It’s a welcome return to the Liverpool stage for Oxford rockers Glass Animals this week, Getintothis’ Emma Walsh catches up with drummer Joe Seaward ahead of their date at Magnet this Friday.
This week sees Oxford’s Glass Animals return to Liverpool following their successful outing at Sound City earlier this year. And a busy year it’s been, the four piece have been touring America off the back of their album release in June, and are set to bring their eccentric mix of indie rock to The Magnet this Friday.
When we caught up with drummer Joe Seaward last week the band were in Kansas City and had recently announced their biggest headline show to date at Shepherds Bush Empire next March. Seaward admitted things have all been going so fast since the album came out that they’ve hardly had time to sit back and take it all in, but it seems to be a roller coaster the band are very much enjoying.
Their debut album Zaba has had a bit of a mixed reaction but the resounding response from all corners is that this is something quite unlike anything we’ve heard before. Some critics have called comparisons with Alt-J or their fellow townsmen Radiohead, but Glass Animals are proving to be a band difficult to pigeonhole.
Seaward puts this down to lead singer Dave Bayley’s unique style to music production: “because he learned to do it by himself it gets some interesting results, if you’re taught all the rules about music before you start you find yourself with boundaries which I don’t think Dave has, he doesn’t know when to stop or where to begin.”
And whatever the thought process behind Bayley’s songs, it seems he isn’t always forthcoming about it, even with his bandmates.
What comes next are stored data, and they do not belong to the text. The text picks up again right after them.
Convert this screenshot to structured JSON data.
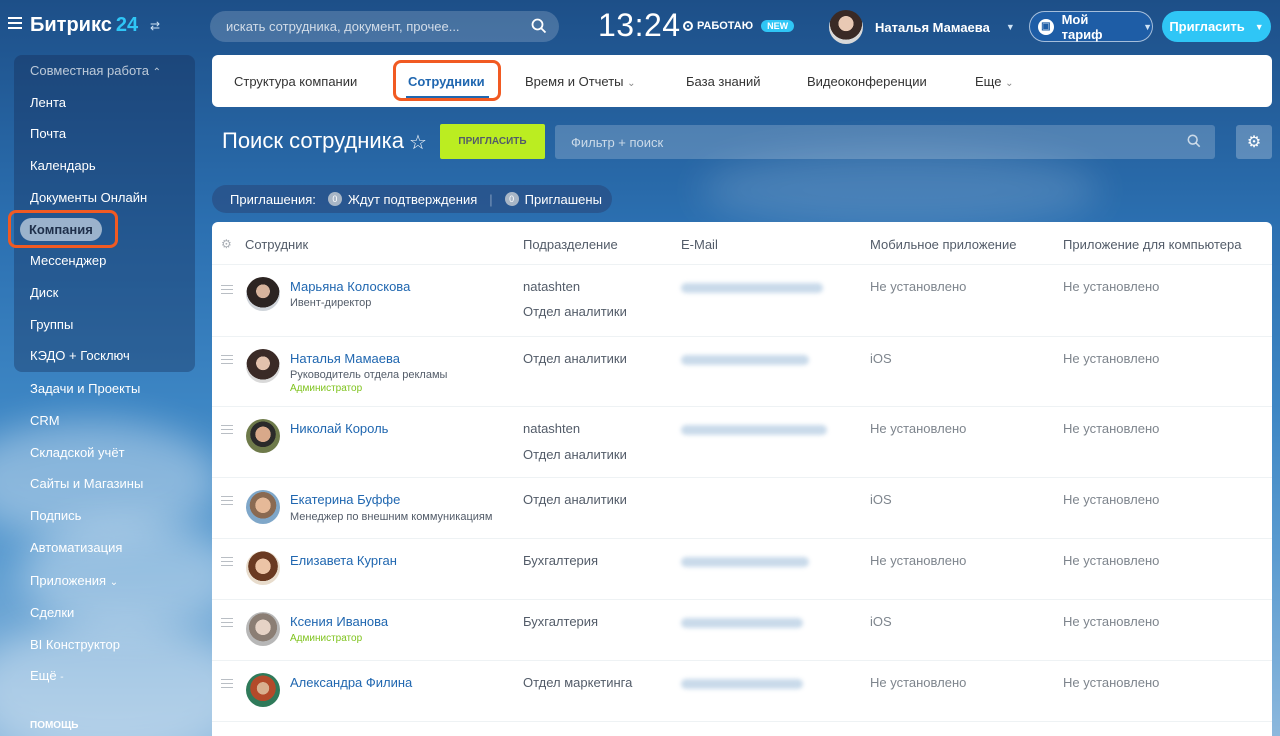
{
  "app": {
    "logo_text": "Битрикс",
    "logo_number": "24",
    "search_placeholder": "искать сотрудника, документ, прочее...",
    "clock": "13:24",
    "work_status": "РАБОТАЮ",
    "new_badge": "NEW",
    "user_name": "Наталья Мамаева",
    "tariff_label": "Мой тариф",
    "invite_label": "Пригласить"
  },
  "sidebar": {
    "group_label": "Совместная работа",
    "items": [
      "Лента",
      "Почта",
      "Календарь",
      "Документы Онлайн",
      "Компания",
      "Мессенджер",
      "Диск",
      "Группы",
      "КЭДО + Госключ",
      "Задачи и Проекты",
      "CRM",
      "Складской учёт",
      "Сайты и Магазины",
      "Подпись",
      "Автоматизация",
      "Приложения",
      "Сделки",
      "BI Конструктор",
      "Ещё"
    ],
    "active_item": "Компания",
    "help": "ПОМОЩЬ"
  },
  "nav": {
    "tabs": [
      "Структура компании",
      "Сотрудники",
      "Время и Отчеты",
      "База знаний",
      "Видеоконференции",
      "Еще"
    ],
    "active_tab": "Сотрудники"
  },
  "toolbar": {
    "title": "Поиск сотрудника",
    "invite_button": "ПРИГЛАСИТЬ",
    "filter_placeholder": "Фильтр + поиск"
  },
  "invites": {
    "label": "Приглашения:",
    "pending_count": "0",
    "pending_label": "Ждут подтверждения",
    "invited_count": "0",
    "invited_label": "Приглашены"
  },
  "table": {
    "columns": [
      "Сотрудник",
      "Подразделение",
      "E-Mail",
      "Мобильное приложение",
      "Приложение для компьютера"
    ],
    "rows": [
      {
        "name": "Марьяна Колоскова",
        "position": "Ивент-директор",
        "admin": "",
        "dept1": "natashten",
        "dept2": "Отдел аналитики",
        "mobile": "Не установлено",
        "desktop": "Не установлено"
      },
      {
        "name": "Наталья Мамаева",
        "position": "Руководитель отдела рекламы",
        "admin": "Администратор",
        "dept1": "Отдел аналитики",
        "dept2": "",
        "mobile": "iOS",
        "desktop": "Не установлено"
      },
      {
        "name": "Николай Король",
        "position": "",
        "admin": "",
        "dept1": "natashten",
        "dept2": "Отдел аналитики",
        "mobile": "Не установлено",
        "desktop": "Не установлено"
      },
      {
        "name": "Екатерина Буффе",
        "position": "Менеджер по внешним коммуникациям",
        "admin": "",
        "dept1": "Отдел аналитики",
        "dept2": "",
        "mobile": "iOS",
        "desktop": "Не установлено"
      },
      {
        "name": "Елизавета Курган",
        "position": "",
        "admin": "",
        "dept1": "Бухгалтерия",
        "dept2": "",
        "mobile": "Не установлено",
        "desktop": "Не установлено"
      },
      {
        "name": "Ксения Иванова",
        "position": "",
        "admin": "Администратор",
        "dept1": "Бухгалтерия",
        "dept2": "",
        "mobile": "iOS",
        "desktop": "Не установлено"
      },
      {
        "name": "Александра Филина",
        "position": "",
        "admin": "",
        "dept1": "Отдел маркетинга",
        "dept2": "",
        "mobile": "Не установлено",
        "desktop": "Не установлено"
      }
    ]
  },
  "colors": {
    "accent": "#2fc6f6",
    "link": "#2067b0",
    "invite_green": "#bbed21",
    "highlight": "#f15a22"
  }
}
When asked what was behind some of the bizarre track titles on the album Seaward laughed: “some of them have a meaning to Dave, some songs I don’t actually know what they mean but they are very personal things to me because I’ve been with them since they were born, in a way, so I have very personal connections to the songs without actually knowing what they’re about because Dave never actually tells people, which I think is quite cool”.
It’s an interesting idea of how to keep a very tight grasp of something as personal as song lyrics even when they’ve been released into the wider world, particularly with an album such as Zaba which makes you want to dance much more than sit down and contemplate the human condition. You can sing along without really knowing or understanding the lyrics because their titles rarely give you much to go on (Walla Walla, Jdnt, or Toes), but that’s almost the beauty of it, you can just take a feeling or a vibe and go with it like the “tipsy topsy slurs” and “peanut butter vibes” subject in Gooey.
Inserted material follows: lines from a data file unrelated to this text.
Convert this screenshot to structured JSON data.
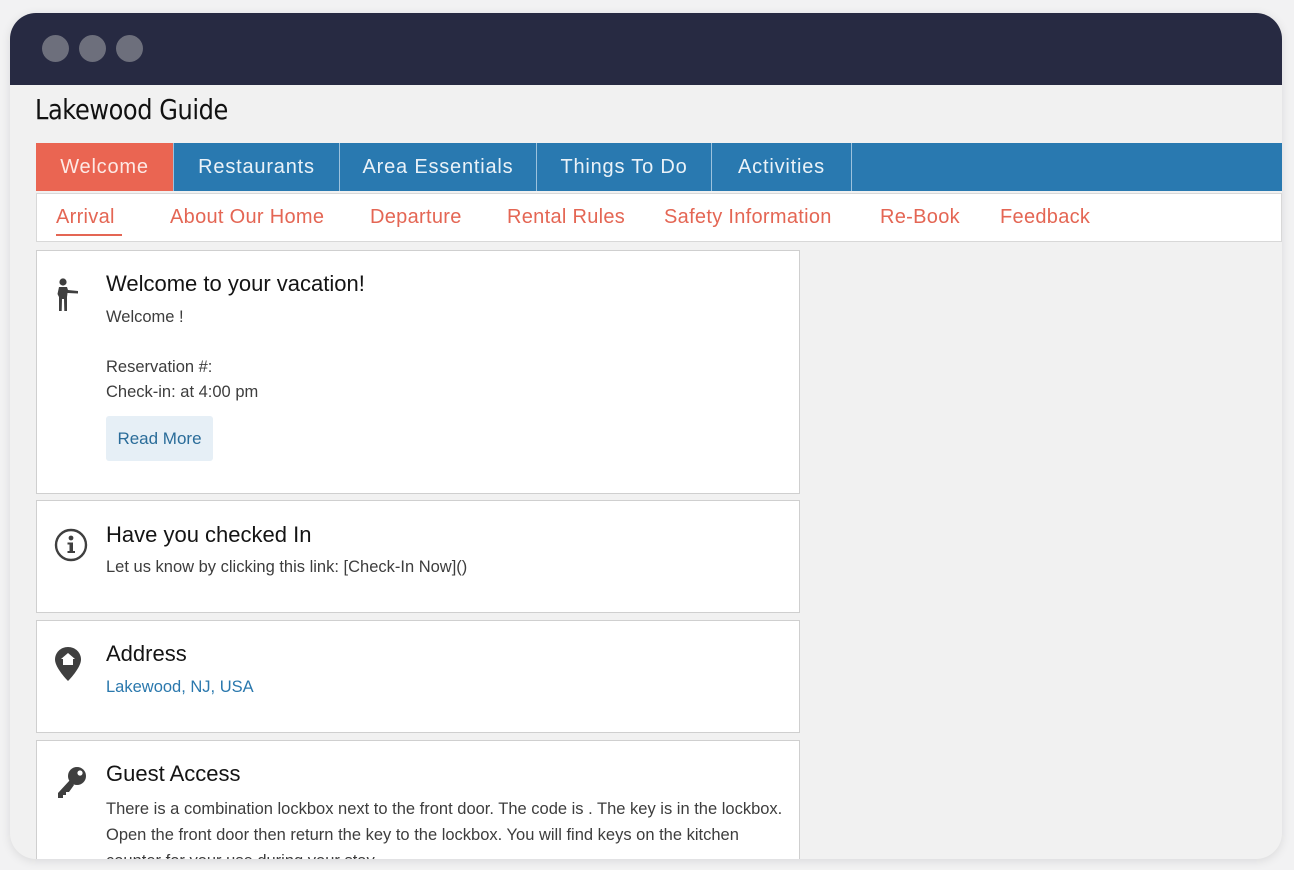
{
  "site": {
    "title": "Lakewood Guide"
  },
  "main_nav": {
    "tabs": [
      {
        "label": "Welcome",
        "active": true
      },
      {
        "label": "Restaurants",
        "active": false
      },
      {
        "label": "Area Essentials",
        "active": false
      },
      {
        "label": "Things To Do",
        "active": false
      },
      {
        "label": "Activities",
        "active": false
      }
    ]
  },
  "sub_nav": {
    "items": [
      {
        "label": "Arrival",
        "active": true
      },
      {
        "label": "About Our Home"
      },
      {
        "label": "Departure"
      },
      {
        "label": "Rental Rules"
      },
      {
        "label": "Safety Information"
      },
      {
        "label": "Re-Book"
      },
      {
        "label": "Feedback"
      }
    ]
  },
  "cards": {
    "welcome": {
      "icon": "person-pointing-icon",
      "title": "Welcome to your vacation!",
      "line1": "Welcome !",
      "reservation": "Reservation #:",
      "checkin": "Check-in: at 4:00 pm",
      "button": "Read More"
    },
    "checkin": {
      "icon": "info-circle-icon",
      "title": "Have you checked In",
      "text": "Let us know by clicking this link: [Check-In Now]()"
    },
    "address": {
      "icon": "map-pin-home-icon",
      "title": "Address",
      "link": "Lakewood, NJ, USA"
    },
    "guest_access": {
      "icon": "key-icon",
      "title": "Guest Access",
      "text": "There is a combination lockbox next to the front door. The code is . The key is in the lockbox. Open the front door then return the key to the lockbox. You will find keys on the kitchen counter for your use during your stay."
    }
  },
  "colors": {
    "titlebar": "#272a42",
    "nav_blue": "#2979b0",
    "accent_coral": "#ea6552",
    "link_blue": "#2a78ad"
  }
}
That song also mentions a “jungle slang” (which along with the undeniable hip swerving beats draw our minds to Jungle as a credible comparison) which seems to be the source of the odd album title. Zaba, without appearing to mean anything, does perfectly capture the rather exotic or eccentric sound of the album. As Seaward explains: “there isn’t a right way of saying it, you kind of make of it what you will, it’s not like knowing an album is about love because its got love in the title, you can make of it what you want and pronounce it the way you like, it can mean something more personal to you if you don’t know why it’s called what it’s called – it can be if you want it to be, and if you don’t want it to be just call it Zaba and accept that its a strange word”.
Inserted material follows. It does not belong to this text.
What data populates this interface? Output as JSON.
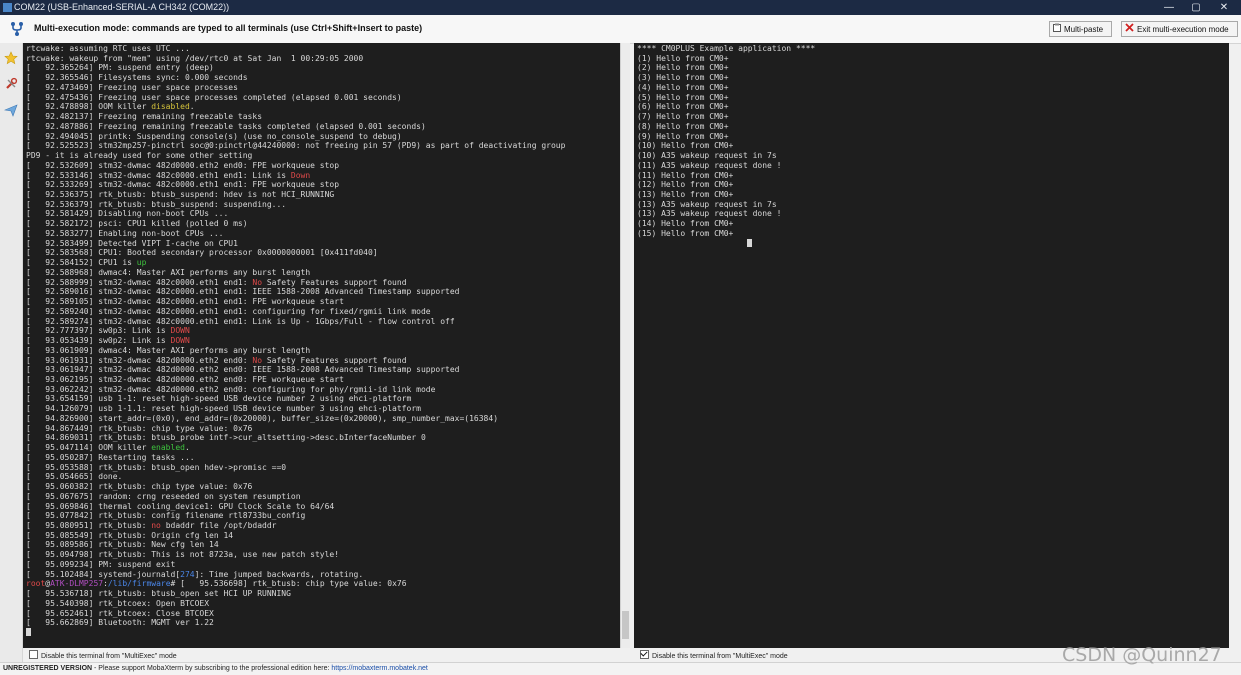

It’s an oddly clever way of encapsulating the essence of an album, but rest assured not quite so much thought went into all of the tracks on the album as Seaward admitted: “There’s a song on the album called Wyrd which is quite a weird song, called so because it is weird, spelt in a weird way, again because it’s weird, and lots of people don’t call it weird, they pronounce it ‘wired’”.
Whether you can find any deep personal connection with their tracks or not, we can assure you that Glass Animals will make you throw some moves at The Magnet this Friday.